Dans tous le pays, des assemblées d’ouvriers, de soldats, de paysans, se réunissent, discutent pour savoir s’ils doivent combattre ou soutenir le nouveau pouvoir. John Reed décrit le meeting qui se tient au moment même de l’insurrection dans un régiment d’automitrailleuses basé à Petrograd. Les orateurs bolcheviks, SR et mencheviks se suivent à la tribune. Une cinquantaine de soldats condamnent l’insurrection, plusieurs centaines l’approuvent. J. Reed écrit : « Qu'on s'imagine cette lutte renouvelée dans chaque caserne de la ville, de la région, sur tout le front, dans la Russie tout entière (…). Qu'on s'imagine la même scène se répétant dans toutes les permanences des syndicats, dans les usines, dans les villages, à bord des navires ; qu'on songe aux centaines de milliers de Russes, ouvriers, paysans, soldats, marins, contemplant les orateurs, s'appliquant avec une telle intensité à comprendre et à choisir, réfléchissant avec une telle acuité, et, à la fin, se décidant avec une telle unanimité ! Ainsi était la Révolution russe. »
III - Les premiers décrets
Dans les quelques heures qui suivirent, une poignée de décrets allait jeter les bases de la révolution.
-Décret sur la Paix. Tout d'abord, Lénine annonce l'abolition de la diplomatie secrète et la proposition à tous les pays belligérants d'entamer des pourparlers "en vue d'une paix équitable et démocratique, immédiate, sans annexions et sans indemnités." Seule l'Allemagne accepte. Trotski, nommé commissaire du peuple aux Affaires étrangères, fait alors publier les traités secrets entre grandes puissances, tel le pacte d'alliance franco-russe de 1894 ou les accords Sykes-Picot de 1916 partageant d'avance le Proche-Orient entre les Alliés. Le 15 décembre, un armistice russo-allemand est signé à Brest-Litovsk et des négociations de paix s'engagent.
-Ensuite, un décret sur la terre: "la grande propriété foncière est abolie immédiatement sans aucune indemnité", et laisse aux soviets de paysans la liberté d'en faire ce qu'ils désirent, socialisation de la terre ou partage entre les paysans pauvres. Dans les faits, ce décret entérine la réalité existante, puisque les paysans ont spontanément procédé depuis l'été à des occupations massives de grands domaines.

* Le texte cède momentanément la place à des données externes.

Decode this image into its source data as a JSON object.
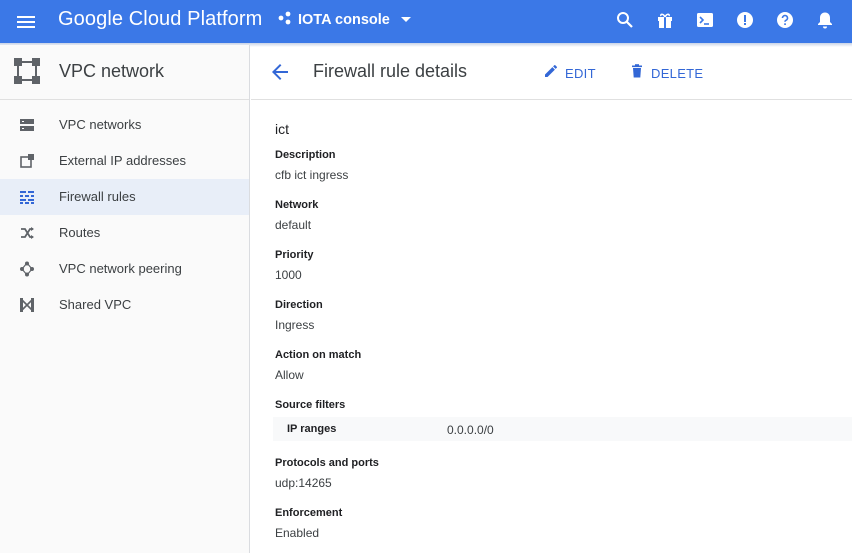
{
  "topbar": {
    "brand": "Google Cloud Platform",
    "project": "IOTA console",
    "icons": [
      "menu-icon",
      "search-icon",
      "gift-icon",
      "cloud-shell-icon",
      "feedback-icon",
      "help-icon",
      "notifications-icon"
    ]
  },
  "sidebar": {
    "title": "VPC network",
    "items": [
      {
        "label": "VPC networks",
        "icon": "vpc-networks-icon"
      },
      {
        "label": "External IP addresses",
        "icon": "external-ip-icon"
      },
      {
        "label": "Firewall rules",
        "icon": "firewall-icon",
        "active": true
      },
      {
        "label": "Routes",
        "icon": "routes-icon"
      },
      {
        "label": "VPC network peering",
        "icon": "peering-icon"
      },
      {
        "label": "Shared VPC",
        "icon": "shared-vpc-icon"
      }
    ]
  },
  "header": {
    "title": "Firewall rule details",
    "edit": "EDIT",
    "delete": "DELETE"
  },
  "rule": {
    "name": "ict",
    "fields": {
      "description": {
        "label": "Description",
        "value": "cfb ict ingress"
      },
      "network": {
        "label": "Network",
        "value": "default"
      },
      "priority": {
        "label": "Priority",
        "value": "1000"
      },
      "direction": {
        "label": "Direction",
        "value": "Ingress"
      },
      "action": {
        "label": "Action on match",
        "value": "Allow"
      },
      "source_filters": {
        "label": "Source filters",
        "key": "IP ranges",
        "value": "0.0.0.0/0"
      },
      "protocols": {
        "label": "Protocols and ports",
        "value": "udp:14265"
      },
      "enforcement": {
        "label": "Enforcement",
        "value": "Enabled"
      }
    }
  },
  "colors": {
    "topbar": "#3b78e7",
    "accent": "#3367d6",
    "active_nav": "#e8eef8"
  }
}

-D'autres mesures suivront, comme la nationalisation des banques (14 décembre), le contrôle ouvrier sur la production, la création d'une milice ouvrière, la souveraineté et l'égalité de tous les peuples de Russie, leur droit à disposer d’eux-mêmes "y compris par la séparation totale et la constitution d'un État indépendant", la suppression de tout privilège à caractère national ou religieux, la séparation de l'Église orthodoxe et de l'État, le passage du calendrier julien au calendrier grégorien, etc.
Conscients qu'ils ne pourraient gouverner sans l'appui du monde rural, constituant l'immense majorité du pays, les bolcheviks convoquèrent du 10 au 16 novembre un congrès paysan, qui malgré une majorité SR hostile aux bolcheviks, adopta le décret sur la terre et apporta son soutien au nouveau gouvernement révolutionnaire, consacrant l'union entre le prolétariat et la paysannerie.
Dans les mois qui suivent, une vague de révolutions éclate en Allemagne (révolution allemande de 1918-1919), en Hongrie (où une République des conseils voit le jour, dirigée par Bela Kun), en Finlande. D'autres pays, comme l'Italie, connaissent des grèves insurrectionnelles. Mais ces révolutions sont partout écrasées dans le sang (en Finlande, la terreur blanche fait 35 000 morts, en janvier 1919 la social-démocratie allemande fait appel aux corps francs pour réprimer la révolution ouvrière, et fait assassiner les dirigeants spartakistes Karl Liebknecht et Rosa Luxemburg). La vague révolutionnaire finit par reculer et les puissances "démocratiques" commencent a armer les contre révolutionnaires en Russie.